We have to start accepting that pain and suffering is natural — and that we never know what’s going to happen. We have to realize it’s going to happen, because if you live your life like I did for my first 22 years on this planet, you are going to question why you spent so much time being less happy than you could have. I know I keep saying that, but it’s really important right now for everyone to know that suffering does not need to happen nearly as much as we let it. Mark Manson talks about how life’s struggles give us meaning, which I can agree with — without getting into my past point, I like to mention this because acknowledging that life comes with problems is how you get to the point of “not giving a f*ck”, according to his book.

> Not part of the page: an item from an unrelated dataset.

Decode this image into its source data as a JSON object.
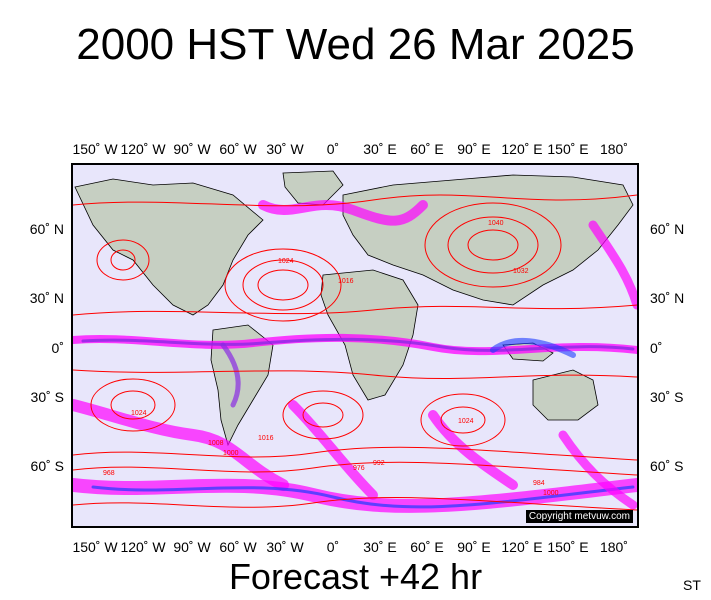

I get it. I understand wanting that quick fix — I mean, just last night, my temporary crown fell off my tooth because I accidentally flossed incorrectly. And I panicked, I genuinely thought I was done for — but I stopped, took a breath, I was fine. I just had to wait for the dentist’s office to call me back. And I got that fixed today. Normally I would’ve been angry that it messed with my day, my plans — and I was worried I’d ruined my tooth (I hate teeth-related issues) but based on some of the things I’ve been through lately, I knew I could make it. It might seem small, but to me, that mindset shift was more of a win than anything. I could have chosen to suffer a lot more, and trust me, I have in the past. I have broken down over things smaller than this and I just wish I had understood that I didn’t need to suffer. Because 1) I am a big kid who can solve problems, and 2) if I can’t solve it but I try as much as I can, then that’s that. I can’t change the things that I can’t change.
So maybe the trick is that we just have to go through more pain to understand pain. This is a very tricky topic but I just think it’s incredibly important to think about. As we move into this era where so much is virtual and electronic, where we can share our thoughts with everyone (I’m laughing because I can see the irony in this) — hang on, I meant overshare — , where everything is so accessible, it seems that we expect solutions to our problems and our pain to be just as accessible. And that’s not how things work, unfortunately. Oftentimes we need to look into ourselves before we look to blame the problem on something else — which brings me alllll the way back around to the concept of Extreme Ownership.
Maybe that’s the trick. We need to own more of our problems — and even our emotions and our pain — I mean, we have to at the very least acknowledge that they’re there. We need to sit back, slow down, breathe, pause, take a second, take a nap, whatever it may be. I’m not saying we’ll decrease our chances of the occurrence of pain, but what if we could lessen the blow? What if we could dampen those signals just a little bit?
Okay, this leads me to wonder if equating problems and pain are an issue because they’re not really the same thing…pain always causes problems, that’s a given, but do problems always cause pain? Maybe I’m referring to a problem as any kind of speed bump that causes pain in an emotional sense — fear, panic, anger, sadness, etc. But that’s a topic for another time. I think my biggest points were that pain and suffering are just going to happen in life, but there’s a lot we can do help ourselves…which includes actually working through the pain and suffering and not letting it linger over our heads because that’s no fun, as well as just slowing down. A lot. I feel like it’s improper to say we need to think critically about our emotions and our pain but…at some point, that’s all there is to it. Pain, suffering, problems — inevitable, but can we change how we perceive it all?